784 bin hektar maden ve enerjiye
Ormancılar Derneği’nin 13 akademisyen ve ilgili meslek grubunun birlikte hazırladığı raporda çarpıcı tespit yer almakta. Raporda, “Orman Yasası’nın ilgili maddelerinde sık sık değişiklik yapılarak birçok değişik amaç için orman alanlarının ormancılık dışı uygulamalara tahsisi olanaklı hale getirilmiş ve giderek artan miktarda orman alanı ormancılık dışı uygulamalara tahsis edilmeye başlanmıştır. 2020 yılı sonu itibarıyla toplam 748.000 hektar orman alanı madencilikten enerjiye, turizmden ulaştırmaya uzanan geniş bir yelpazedeki uygulamalara tahsis edilmiş durumdadır. Fiilen orman olmayan ve ülke toplam orman alanının yüzde 3,2’sine karşılık gelen bu alanlar orman varlığı envanterinde halen orman olarak görünmeye devam etmekte ve bu nedenle ormanların azalmadığı aksine arttığı yönünde yanıltıcı bir algı oluşturmaktadır” diye belirtilirken, 784 bin hektar alanda yaklaşık 7 milyar ağacın katledildiğini vurgulamak gerekiyor.

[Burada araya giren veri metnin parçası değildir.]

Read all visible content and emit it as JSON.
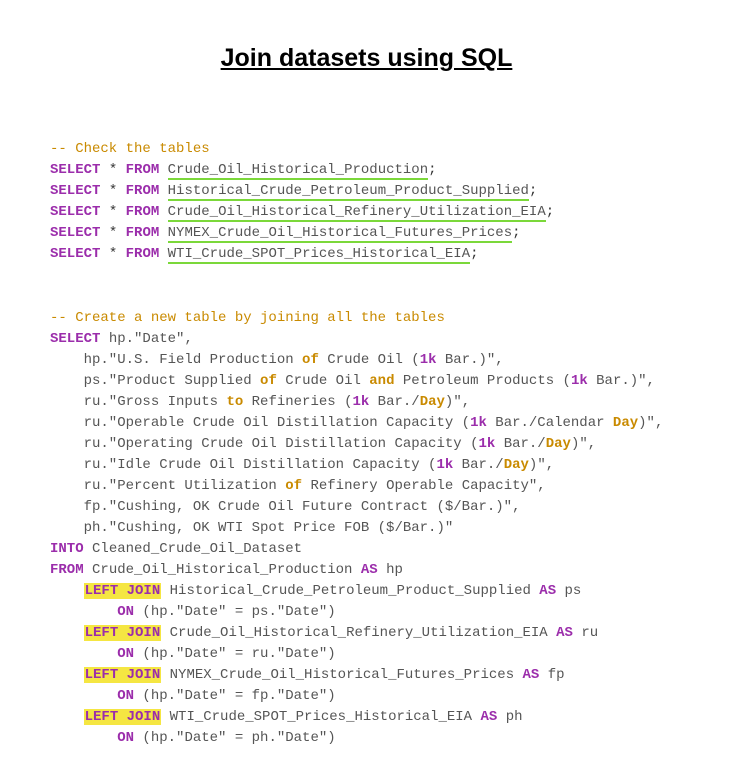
{
  "title": "Join datasets using SQL",
  "comment1": "-- Check the tables",
  "check": [
    {
      "kw1": "SELECT",
      "star": "*",
      "kw2": "FROM",
      "table": "Crude_Oil_Historical_Production"
    },
    {
      "kw1": "SELECT",
      "star": "*",
      "kw2": "FROM",
      "table": "Historical_Crude_Petroleum_Product_Supplied"
    },
    {
      "kw1": "SELECT",
      "star": "*",
      "kw2": "FROM",
      "table": "Crude_Oil_Historical_Refinery_Utilization_EIA"
    },
    {
      "kw1": "SELECT",
      "star": "*",
      "kw2": "FROM",
      "table": "NYMEX_Crude_Oil_Historical_Futures_Prices"
    },
    {
      "kw1": "SELECT",
      "star": "*",
      "kw2": "FROM",
      "table": "WTI_Crude_SPOT_Prices_Historical_EIA"
    }
  ],
  "comment2": "-- Create a new table by joining all the tables",
  "main": {
    "kwSelect": "SELECT",
    "hpDate": "hp.\"Date\",",
    "col1": {
      "pre": "    hp.\"U.S. Field Production ",
      "kw1": "of",
      "mid1": " Crude Oil (",
      "num1": "1k",
      "post1": " Bar.)\","
    },
    "col2": {
      "pre": "    ps.\"Product Supplied ",
      "kw1": "of",
      "mid1": " Crude Oil ",
      "kw2": "and",
      "mid2": " Petroleum Products (",
      "num1": "1k",
      "post1": " Bar.)\","
    },
    "col3": {
      "pre": "    ru.\"Gross Inputs ",
      "kw1": "to",
      "mid1": " Refineries (",
      "num1": "1k",
      "mid2": " Bar./",
      "kw2": "Day",
      "post1": ")\","
    },
    "col4": {
      "pre": "    ru.\"Operable Crude Oil Distillation Capacity (",
      "num1": "1k",
      "mid1": " Bar./Calendar ",
      "kw1": "Day",
      "post1": ")\","
    },
    "col5": {
      "pre": "    ru.\"Operating Crude Oil Distillation Capacity (",
      "num1": "1k",
      "mid1": " Bar./",
      "kw1": "Day",
      "post1": ")\","
    },
    "col6": {
      "pre": "    ru.\"Idle Crude Oil Distillation Capacity (",
      "num1": "1k",
      "mid1": " Bar./",
      "kw1": "Day",
      "post1": ")\","
    },
    "col7": {
      "pre": "    ru.\"Percent Utilization ",
      "kw1": "of",
      "post1": " Refinery Operable Capacity\","
    },
    "col8": "    fp.\"Cushing, OK Crude Oil Future Contract ($/Bar.)\",",
    "col9": "    ph.\"Cushing, OK WTI Spot Price FOB ($/Bar.)\"",
    "kwInto": "INTO",
    "intoTable": " Cleaned_Crude_Oil_Dataset",
    "kwFrom": "FROM",
    "fromTable": " Crude_Oil_Historical_Production ",
    "kwAs": "AS",
    "fromAlias": " hp",
    "joins": [
      {
        "kwJoin": "LEFT JOIN",
        "table": " Historical_Crude_Petroleum_Product_Supplied ",
        "kwAs": "AS",
        "alias": " ps",
        "kwOn": "ON",
        "cond": " (hp.\"Date\" = ps.\"Date\")"
      },
      {
        "kwJoin": "LEFT JOIN",
        "table": " Crude_Oil_Historical_Refinery_Utilization_EIA ",
        "kwAs": "AS",
        "alias": " ru",
        "kwOn": "ON",
        "cond": " (hp.\"Date\" = ru.\"Date\")"
      },
      {
        "kwJoin": "LEFT JOIN",
        "table": " NYMEX_Crude_Oil_Historical_Futures_Prices ",
        "kwAs": "AS",
        "alias": " fp",
        "kwOn": "ON",
        "cond": " (hp.\"Date\" = fp.\"Date\")"
      },
      {
        "kwJoin": "LEFT JOIN",
        "table": " WTI_Crude_SPOT_Prices_Historical_EIA ",
        "kwAs": "AS",
        "alias": " ph",
        "kwOn": "ON",
        "cond": " (hp.\"Date\" = ph.\"Date\")"
      }
    ]
  }
}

Tahsis tüm zamanların yüzde 66’sı
Raporda, “Yalnızca 2004-2020 yılları arasında yapılan tahsis miktarı 494.000 hektardır ve tüm zamanlarda yapılan tahsislerin yüzde 66’sına karşılık gelmektedir. Bu dönemde yapılan yıllık ortalama tahsis miktarı yaklaşık 29.000 hektarken son beş yılda (2016-2020) yapılan yıllık ortalama tahsis miktarı ise yaklaşık 39.000 hektardır. Yapılan tahsislerin sektörlere göre dağılımına bakıldığında ise enerji ve madencilik sektörlerinin öne çıktığı görülmektedir. 2012-2020 yılları arasındaki dokuz yıllık dönemde yapılan toplam tahsis işleminin (51.663 adet) yaklaşık yüzde 44’ü madencilik, yaklaşık yüzde 20’si ise enerji sektörüne yapılan tahsislerdir. Alan olarak bakıldığında ise aynı dönemde tahsisi yapılan toplam 342.846 hektar orman alanının yaklaşık yüzde 37’si enerji, yaklaşık yüzde 25’i ise madencilik sektörüne yapılan tahsislerdir” ifadeleri yer almakta.
FAO temsilcisi AKP’nin memuru mu?
FAO’nun Türkiye Temsilcisi Viorel Gutu 2018 yılıında atanmasından bu yana sanki AKP’nin memuru gibi hareket ettiği izlenmi vermekte. Gutu’nun aynı zamanda, 2006 yılında AKP’nin desteğiyle açılan Orta Asya Alt Bölge Ofisi (SEC) (Azerbaycan, Kazakistan, Kırgızistan, Tacikistan, Türkmenistan ve Özbekistan) başında bulunması dikkat çekici. FAO’ya Türkiye’de AKP hükümeti ve bürokratlarının hazırlayıp sunulan rapor bilgileri muhtemelen araştırmaya gerek duymadan FAO’nun raporlarına doğruymuş gibi yer almasını sağlayan imzayı herhalde Gutu atıyor olmalı.
Şirketler büyütülüyor
Türkiye 1948’de FAO’ya üye oldu ve kurumun ilk ülke ofisini 1982’de Ankara’da kurması dikkat çekici. SEC’in kurulması sonrası, FAO-Türkiye Gıda ve Tarım Ortaklık Programı (FTPP) oluşturuldu. 2014 yılında imzalanan anlaşma, FAO ve Türkiye Ortaklığı kapsamında FTPP ve FAO-Türkiye Ormancılık Ortaklığı Programı (FTFP) uygulamaya kondu. Küresel Çevre Fonu’nun (GEF) ortağı olan FAO, Türkiye’de GEF tarafından finanse edilen projeleri ile özellikle ormancılık ve balıkçılıkla ilgili sürdürülebilir tarım konusunda çalışmalar yaptığı iddia edilirken, Türkiye’de bu çalışmaların bir karşılığı ise sadece şirketlerin büyümesinde ortaya çıkmaktadır.